Yeni bir Kariyer:Trunk Show Ambassador

 Bilindiği üzere İngilizler ırkçılık yapınca ayrılmıştım.E eve gelip bi tayland+dövizli askerlik yapınca dedim ki *e bişeyler yapalım*.
 Gemideyken birlikte çalıştığım bir eleman vardı Hırvat.Herif benimle çalışıyor ama şirketi farklı vs vs.Yani adamın şirketi bizimkilerle anlaşmış,geçici bir süreliğine benim mallarımla beraber,bunlarınkini de satıyoruz,sonuç win-win oluyor.
 İşin güzel tarafı bu herif paso gemi gemi atlıyor.Bunun da adı *trunk show ambassador*,türkçeye çeviriyim *gezgin kuyumcu*.

Hoş bunu ben ilk şirketimde de görmüştüm.Çok popülerdi hatta.

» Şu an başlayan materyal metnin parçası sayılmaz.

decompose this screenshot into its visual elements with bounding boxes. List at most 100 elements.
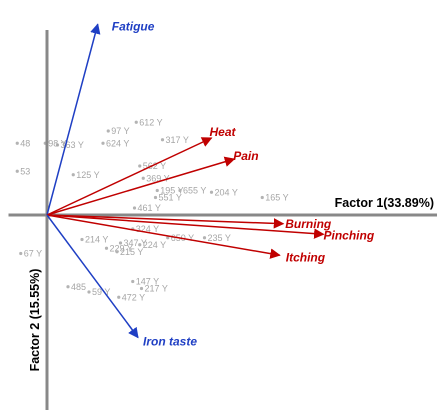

Sonradan öğrendik ki bunun bildiğin apayrı bir sektörü varmış Amerikada.Kazanılan paranında gayet ciddi olduğunu öğrendikten sonra durmadım alayına başvurdum.
 Sıkıntı şu ki,bu pozisyonunda sen gemiadamı değilsin,misafirsin,e misafir kabininde kalıyosun.Kötü tarafı ise gemiadamı olarak kafana göre giriş çıkabildiğin ülkelere şimdi çıkamiyosun.E sen koskoca TC vatandaşısın.Her ülkeye girişte *la bu İŞİDci mi* muamelesi görüyorsun.
 E sonuç olarak bu şirketler genelde batı-orta avrupalıları veya amerikalıları falan almakta minimum vize gereksinimi olduğu için.Böyle bir politikası olmayan şirketlerde de pozisyonlar dolu.
 Bende bi 15 tanesine başvurdum,2 tanesinden olumlu cevap geldi,1 tanesiyle işleri ilerletip seviştik.İşin garibi şu ki,bu heriflerin mallarını zaten bizim eski şirket alıyormuş,bende satıyormuşum.Vay babasını.

 Neyse,CV yolladık,2 hafta sonra mesaj geldi *bi skypetan görüşelim kardeş* diye.Şimdi amerikalıları tanıyosam,bunun anlamı *interview yapıcaz,ağzına sıçıcaz* dır.Peki dedik,bastık takım elbiseyi,açtık skype'i,dumur olduk.
 Herif bildiğin Tshirtle kamera karşısına geçmiş *whats up man* dedi ya lan?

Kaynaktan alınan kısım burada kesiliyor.